Studies have shown that HFNT can be used in acute hypercapnic failure and will result in a significant decrease24,25 in PaCO2. However, these patients were not followed prospectively, nor did they all have COPD. Short term studies performed in emergency departments have shown the effectiveness of HFNT in acute dyspnea and hypoxic respiratory failure.4,25,26 These studies did not prospectively follow patients and patients had heterogeneous lung pathology. A single center study by Braunlich et al did examine HFNT in individuals with COPD exacerbation and found improvement in hypercapnia. However, that study was retrospective, and some participants had been placed on NIV during the admission prior to enrollment in study.27 Additionally, a single center study by Pilcher et al used HFNT versus COT to assess improvement in transcutaneous carbon dioxide tension in patients admitted with COPD exacerbation.28 However, patients were only placed on HFNT for 30 minutes, so assessment of tolerability and impact on treatment failure would be difficult to ascertain.
The mean PaCO2 for patients was 56 mmHg and ranged from a low of 45 mmHg to a high of 81 mmHg. While there was a broad range of hypercapnia among the patients, they were able to equally tolerate the therapy. Regardless of degree of hypercapnia, there were no trends to worsening of subjective dyspnea, gas exchange, accessory respiratory muscle use, need for escalation of COPD therapy, and need for invasive/non-invasive ventilation. While PaCO2 did not significantly change in this study, other studies have shown significant reduction in participants with higher baseline PaCO2 (>55 mmHg).11,25
The patients’ use of HFNT was monitored by hospital nurses and respiratory therapists as well as research staff members. HFNT was not stopped after study initiation by any of the patients. HFNT was used on a continuous basis in a non-ICU setting during the entire study period (approximately 72 hours). Other studies have applied HFNT on a continuous basis only in an ICU setting.24 Finally, the LOS for the patients in the study was similar to prior studies reporting LOS for COPD exacerbation in patients with severe airflow obstruction.29
Regarding the limitations of this study, it was a small, single center pilot study. The sample size was chosen to estimate the chance of a significant adverse effect (i.e., transfer to ICU or failure of COPD therapy). However, this was not powered with the purpose of finding clinical significance. Additionally, there was no matched cohort to compare HFNT to continuous oxygen therapy.

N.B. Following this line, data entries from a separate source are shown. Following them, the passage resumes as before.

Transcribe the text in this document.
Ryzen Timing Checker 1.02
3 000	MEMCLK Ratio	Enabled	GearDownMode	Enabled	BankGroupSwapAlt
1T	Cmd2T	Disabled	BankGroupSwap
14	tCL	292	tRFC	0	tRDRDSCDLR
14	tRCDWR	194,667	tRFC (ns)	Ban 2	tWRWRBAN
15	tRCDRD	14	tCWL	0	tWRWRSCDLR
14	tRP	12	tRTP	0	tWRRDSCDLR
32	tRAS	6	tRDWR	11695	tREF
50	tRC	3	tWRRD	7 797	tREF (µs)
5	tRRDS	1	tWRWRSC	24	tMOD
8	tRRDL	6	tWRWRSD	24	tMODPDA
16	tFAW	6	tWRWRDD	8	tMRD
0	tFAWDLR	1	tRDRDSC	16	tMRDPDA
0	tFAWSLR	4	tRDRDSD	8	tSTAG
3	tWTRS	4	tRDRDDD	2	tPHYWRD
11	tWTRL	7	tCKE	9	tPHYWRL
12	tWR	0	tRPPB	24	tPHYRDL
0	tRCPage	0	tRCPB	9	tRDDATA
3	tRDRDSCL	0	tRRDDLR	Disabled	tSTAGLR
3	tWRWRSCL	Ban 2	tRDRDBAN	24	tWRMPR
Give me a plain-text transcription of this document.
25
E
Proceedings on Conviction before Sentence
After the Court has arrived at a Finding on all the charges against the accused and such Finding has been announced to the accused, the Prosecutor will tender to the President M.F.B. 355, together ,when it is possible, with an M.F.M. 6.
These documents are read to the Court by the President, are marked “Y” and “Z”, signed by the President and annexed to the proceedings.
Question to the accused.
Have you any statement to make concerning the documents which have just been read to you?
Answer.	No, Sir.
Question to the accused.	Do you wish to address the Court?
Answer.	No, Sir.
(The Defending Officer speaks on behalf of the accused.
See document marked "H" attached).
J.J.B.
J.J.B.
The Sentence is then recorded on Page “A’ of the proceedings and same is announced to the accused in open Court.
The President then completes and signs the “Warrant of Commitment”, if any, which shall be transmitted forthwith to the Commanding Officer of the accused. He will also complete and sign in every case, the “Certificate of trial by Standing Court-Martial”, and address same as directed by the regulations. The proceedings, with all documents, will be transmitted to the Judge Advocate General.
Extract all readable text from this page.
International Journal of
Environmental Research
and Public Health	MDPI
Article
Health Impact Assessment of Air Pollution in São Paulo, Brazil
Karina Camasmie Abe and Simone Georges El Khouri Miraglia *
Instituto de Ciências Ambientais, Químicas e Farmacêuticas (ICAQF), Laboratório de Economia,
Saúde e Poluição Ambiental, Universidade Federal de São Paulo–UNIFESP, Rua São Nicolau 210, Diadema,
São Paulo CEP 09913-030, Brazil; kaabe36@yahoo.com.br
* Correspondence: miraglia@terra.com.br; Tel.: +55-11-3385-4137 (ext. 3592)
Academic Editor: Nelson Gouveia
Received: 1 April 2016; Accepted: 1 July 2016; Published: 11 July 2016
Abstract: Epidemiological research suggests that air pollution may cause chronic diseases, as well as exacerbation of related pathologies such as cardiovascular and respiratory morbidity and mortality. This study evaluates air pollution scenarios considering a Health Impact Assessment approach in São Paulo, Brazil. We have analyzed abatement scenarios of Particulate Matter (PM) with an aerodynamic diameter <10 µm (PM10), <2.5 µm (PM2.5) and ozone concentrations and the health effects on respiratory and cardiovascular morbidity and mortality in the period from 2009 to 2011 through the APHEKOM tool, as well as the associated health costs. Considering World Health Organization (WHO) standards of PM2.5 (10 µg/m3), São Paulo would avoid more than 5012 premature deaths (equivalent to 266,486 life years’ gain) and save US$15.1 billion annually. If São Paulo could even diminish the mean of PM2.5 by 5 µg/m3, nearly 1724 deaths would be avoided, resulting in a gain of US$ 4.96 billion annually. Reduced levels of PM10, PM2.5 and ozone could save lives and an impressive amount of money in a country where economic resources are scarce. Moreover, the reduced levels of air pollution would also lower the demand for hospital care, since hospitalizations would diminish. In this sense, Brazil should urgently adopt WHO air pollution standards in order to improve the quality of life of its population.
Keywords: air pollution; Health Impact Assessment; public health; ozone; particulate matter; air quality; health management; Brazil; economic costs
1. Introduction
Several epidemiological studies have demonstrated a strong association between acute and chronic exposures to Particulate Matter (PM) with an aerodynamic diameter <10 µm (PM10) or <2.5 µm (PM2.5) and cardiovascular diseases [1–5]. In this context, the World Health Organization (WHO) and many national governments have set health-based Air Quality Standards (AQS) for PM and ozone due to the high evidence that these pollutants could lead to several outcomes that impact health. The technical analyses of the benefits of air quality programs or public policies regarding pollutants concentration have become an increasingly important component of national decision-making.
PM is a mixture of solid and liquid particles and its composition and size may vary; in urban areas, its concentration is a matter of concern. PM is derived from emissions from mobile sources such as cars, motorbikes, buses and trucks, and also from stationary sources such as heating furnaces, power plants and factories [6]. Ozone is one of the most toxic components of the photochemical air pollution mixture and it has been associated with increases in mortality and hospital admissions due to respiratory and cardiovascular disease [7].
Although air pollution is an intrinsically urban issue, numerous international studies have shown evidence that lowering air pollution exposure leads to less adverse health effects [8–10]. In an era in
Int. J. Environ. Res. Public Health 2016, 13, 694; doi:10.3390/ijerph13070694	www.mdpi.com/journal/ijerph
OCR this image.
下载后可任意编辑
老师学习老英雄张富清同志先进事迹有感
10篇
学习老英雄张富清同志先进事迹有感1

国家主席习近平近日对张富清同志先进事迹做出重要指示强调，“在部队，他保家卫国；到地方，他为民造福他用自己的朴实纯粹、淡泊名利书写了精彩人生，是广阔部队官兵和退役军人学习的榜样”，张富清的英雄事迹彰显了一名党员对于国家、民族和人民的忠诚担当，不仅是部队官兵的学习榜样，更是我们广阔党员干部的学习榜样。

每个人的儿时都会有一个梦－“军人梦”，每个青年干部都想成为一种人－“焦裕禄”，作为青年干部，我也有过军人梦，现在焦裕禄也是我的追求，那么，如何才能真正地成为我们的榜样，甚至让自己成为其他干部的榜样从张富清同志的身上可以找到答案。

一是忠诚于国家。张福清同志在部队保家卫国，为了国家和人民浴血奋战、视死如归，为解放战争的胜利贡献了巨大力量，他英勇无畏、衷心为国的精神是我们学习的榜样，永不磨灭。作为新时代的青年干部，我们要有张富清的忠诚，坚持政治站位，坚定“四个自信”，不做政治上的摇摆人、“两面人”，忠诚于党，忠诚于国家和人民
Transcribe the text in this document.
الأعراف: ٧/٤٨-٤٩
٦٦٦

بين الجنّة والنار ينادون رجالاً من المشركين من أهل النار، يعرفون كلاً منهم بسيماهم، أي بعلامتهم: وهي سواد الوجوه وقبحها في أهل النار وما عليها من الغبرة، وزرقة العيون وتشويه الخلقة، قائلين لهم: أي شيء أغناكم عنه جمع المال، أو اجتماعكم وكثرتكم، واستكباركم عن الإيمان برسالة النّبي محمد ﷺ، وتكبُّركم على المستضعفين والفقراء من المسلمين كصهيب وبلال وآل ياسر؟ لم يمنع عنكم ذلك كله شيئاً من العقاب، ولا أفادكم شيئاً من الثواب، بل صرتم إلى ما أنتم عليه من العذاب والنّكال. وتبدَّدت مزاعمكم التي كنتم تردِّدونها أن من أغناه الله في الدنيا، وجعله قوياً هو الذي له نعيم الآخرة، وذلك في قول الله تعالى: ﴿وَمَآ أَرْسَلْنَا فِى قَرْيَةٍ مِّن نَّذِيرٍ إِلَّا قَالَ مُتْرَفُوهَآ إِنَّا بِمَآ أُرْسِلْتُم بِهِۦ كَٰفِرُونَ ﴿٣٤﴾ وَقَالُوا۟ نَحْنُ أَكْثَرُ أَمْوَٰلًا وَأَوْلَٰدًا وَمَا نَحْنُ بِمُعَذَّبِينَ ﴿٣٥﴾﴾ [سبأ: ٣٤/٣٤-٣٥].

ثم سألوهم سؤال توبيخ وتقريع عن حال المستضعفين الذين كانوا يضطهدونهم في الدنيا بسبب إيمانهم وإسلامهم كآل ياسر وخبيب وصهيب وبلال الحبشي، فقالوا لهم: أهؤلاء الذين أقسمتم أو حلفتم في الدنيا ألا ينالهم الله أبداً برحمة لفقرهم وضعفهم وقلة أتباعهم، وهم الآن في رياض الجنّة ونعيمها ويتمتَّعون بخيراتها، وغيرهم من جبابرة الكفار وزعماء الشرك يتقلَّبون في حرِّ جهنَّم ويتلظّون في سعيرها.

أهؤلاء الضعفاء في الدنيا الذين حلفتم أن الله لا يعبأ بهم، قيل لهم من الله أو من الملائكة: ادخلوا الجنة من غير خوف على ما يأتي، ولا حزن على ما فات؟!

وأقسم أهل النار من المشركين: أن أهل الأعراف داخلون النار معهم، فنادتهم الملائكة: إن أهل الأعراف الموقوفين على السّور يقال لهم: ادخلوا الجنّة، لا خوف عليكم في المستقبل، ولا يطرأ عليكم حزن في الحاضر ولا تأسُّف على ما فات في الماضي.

Studies involving the clinical effects of HFNT on sleep architecture, impact on rate of COPD exacerbation and hospitalizations, long term effects on gas exchange, exercise tolerance, and mortality are needed. Additionally, optimal patient selection criteria with regard to degree of baseline hypoxic and hypercapnic respiratory failure, extent of underlying airflow obstruction, and subjective dyspnea require further investigation.
In conclusion, patients hospitalized with COPD exacerbation, regardless of degree of hypercapnic respiratory failure, can safely tolerate continuous HFNT and not suffer from decompensation.
Aloknath Pandya, Michael Jacobs and Gerard Criner contributed to the writing of the manuscript. Michael Jacobs and Gerard Criner participated in the design of the study. Jiji Thomas and Helga Criner participated in data collection.
Declaration of Interest
Gerard Criner has received grant funding from Fisher and Paykel. Aloknath Pandya, JiJi Thomas, Michael Jacobs, and Lii-Yoong Helga Criner have no conflicts of interest.